Wieści z klubu w czasie epidemii
Pytacie nas, co dzieje się obecnie w klubie, dlatego postanowiliśmy rzucić co nieco światła. W obecnej sytuacji życie klubowe Narwi ogranicza się do działań zarządu mających na celu przetrwanie klubu po okresie przymusowej bezczynności. Piłkarze nie trenują, wcześniej otrzymywali zadania treningowe od trenera przygotowania fizycznego Michała Lelujki.
Wszyscy zastanawiamy się, co będzie dalej – najnowsze informacje są takie, że każdy z wojewódzkich związków będzie musiał zadecydować, w jaki sposób zakończy sezon 2019/2020, jeśli jego zakończenie będzie możliwe.

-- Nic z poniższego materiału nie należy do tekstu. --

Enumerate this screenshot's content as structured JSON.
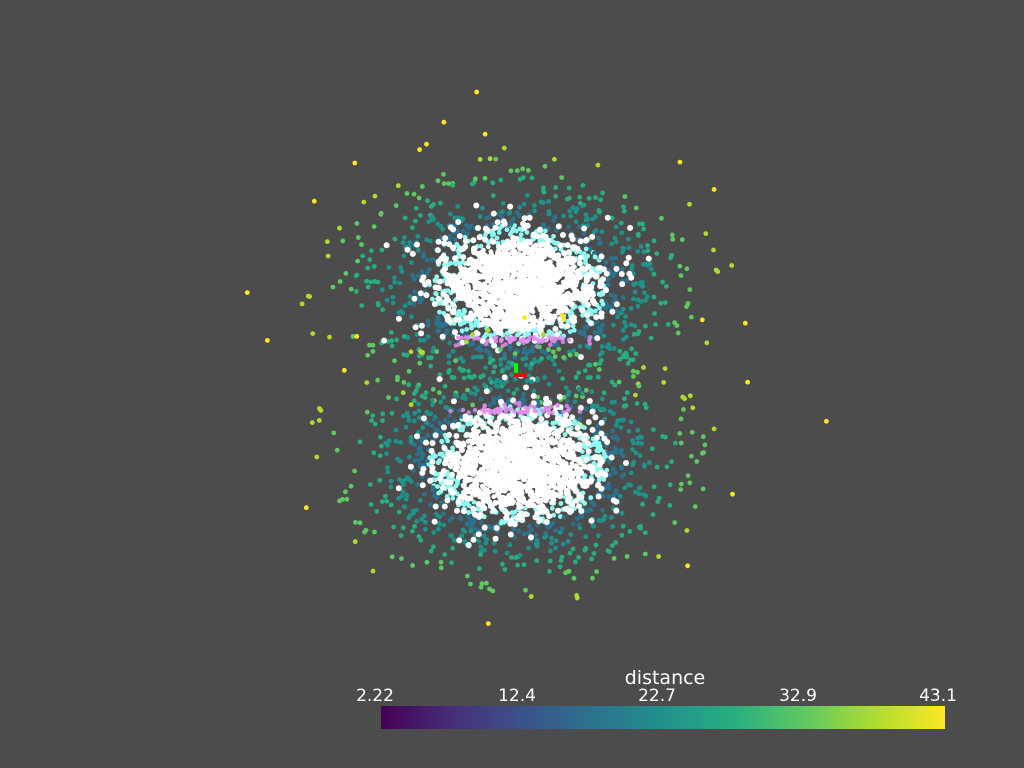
{
  "chart_data": {
    "type": "scatter",
    "background_color": "#4c4c4c",
    "colormap": "viridis",
    "colorbar": {
      "title": "distance",
      "range": [
        2.22,
        43.1
      ],
      "tick_labels": [
        "2.22",
        "12.4",
        "22.7",
        "32.9",
        "43.1"
      ],
      "orientation": "horizontal",
      "placement": "bottom"
    },
    "clusters": [
      {
        "name": "upper",
        "center_x": 0,
        "center_y": 4.5,
        "core": "white"
      },
      {
        "name": "lower",
        "center_x": 0,
        "center_y": -4.5,
        "core": "white"
      }
    ],
    "axes_widget": {
      "x_color": "#ff0000",
      "y_color": "#00ff00"
    }
  }
}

Dolnośląski ZPN wyszedł z inicjatywą, by podzielić tabele ligowe na grupy „mistrzowskie” i „spadkowe” i w ich ramach rozegrać krótszą rundę systemem każdy z każdym. Opcja ta jest mocno lansowana pośród związków. Drugim możliwym wariantem jest zakończenie rozgrywek z zachowaniem tabel końcowych po rundzie jesiennej i tak przeprowadzenie awansów i spadków.
Być może pojawi się też inna opcja, ale im dalej zabrniemy w sytuacji zawieszenia, tym bardziej realne będzie zamknięcie sezonu po jednej rundzie. Mecze zostały oficjalnie zawieszone przez PZPN do 26 kwietnia, co przy przedłużeniu stanu epidemii do świąt wielkanocnych, daje pewną nadzieję, że może uda się jeszcze pograć w tym sezonie. Wówczas trzeba byłoby rozpocząć na nowo przygotowania do rundy tuż po świętach, aby móc mecze grać już of 2 maja. Liczba wolnych terminów nie pozwoli jednak na rozegranie wszystkich spotkań, chyba że dojdzie do wydłużenia ligi do końca… lipca?
Tymczasem trwa już lekka kampania przed wyborami nowych władz Mazowieckiego ZPN. Wieloletni prezes Zdzisław Łazarczyk ogłosił, że nie będzie już kandydował a na stronie internetowej MZPN pojawił się komunikat, że w wyborach wystartować ma wielokrotny reprezentant Polski, Michał Żewłakow. Wiosną Żewłakow anonsowany był też do… gry w zespole KTS Weszło Warszawa. Nie jest znany jeszcze kontrkandydat znanego obrońcy, lecz wiele wskazuje na to, że od sposobu rozwiązania sytuacji kryzysowej zależeć może, na jakie poparcie liczyć może Żewłakow.
Co będzie dalej, czas pokaże.
A jaki jest realny czas potrzebny na ponowne przygotowania jesli wladze pozwola wrocic do treningu kolo 10 maja? Liga musialaby ruszac w czerwcu…, to nie realne
Jest możliwość że treningi ruszyłyby w kwietniu, wtedy jest realna gra w maju.
Bardzo dobrą opcją jest podział ligi na dwie grupy. Do zagrania by było 7 kolejek. Nawet gdyby liga rozpoczęłaby się w połowie maja to do końca czerwca zakończyłyby się rozgrywki łącznie z ewentualnymi dwoma meczami barażowymi. Ale wtedy potrzeba przynajmniej jednej środy. Mini przygotowania do ligi rozpoczęłyby się pod koniec kwietnia. Czyli praktycznie 3 tygodnie na przygotowania.
Bonie mówi co cytuje strona legionisci.com że jest bardzo mała szansa na dokończenie tego sezonu a oni raczej myślą już nad następnym. Jedyne co to założenie kończenie rozgrywek pucharu polski.
Z drugiej strony jest to w jakiś sposób wymierna ocena gdy każdy z każdym i tak zagrał po razie a przyczyna losowa sprawiła że po drugim już nie można było.
To prawda że w przypadku braku możliwości rozegrania wiosny, Narew awansuje do IV ligi
A dlaczego Pan redaktor nie wstawia wszystkich wpisów? Można wiedzieć? Napisałem coś nie tak?
Nie loguję się codziennie w tych warunkach. Już dodany 🙂
W Belgii juz sezon zakończony. Myśle że decyzja u nas zapadnie szybciej niz to się wydaje.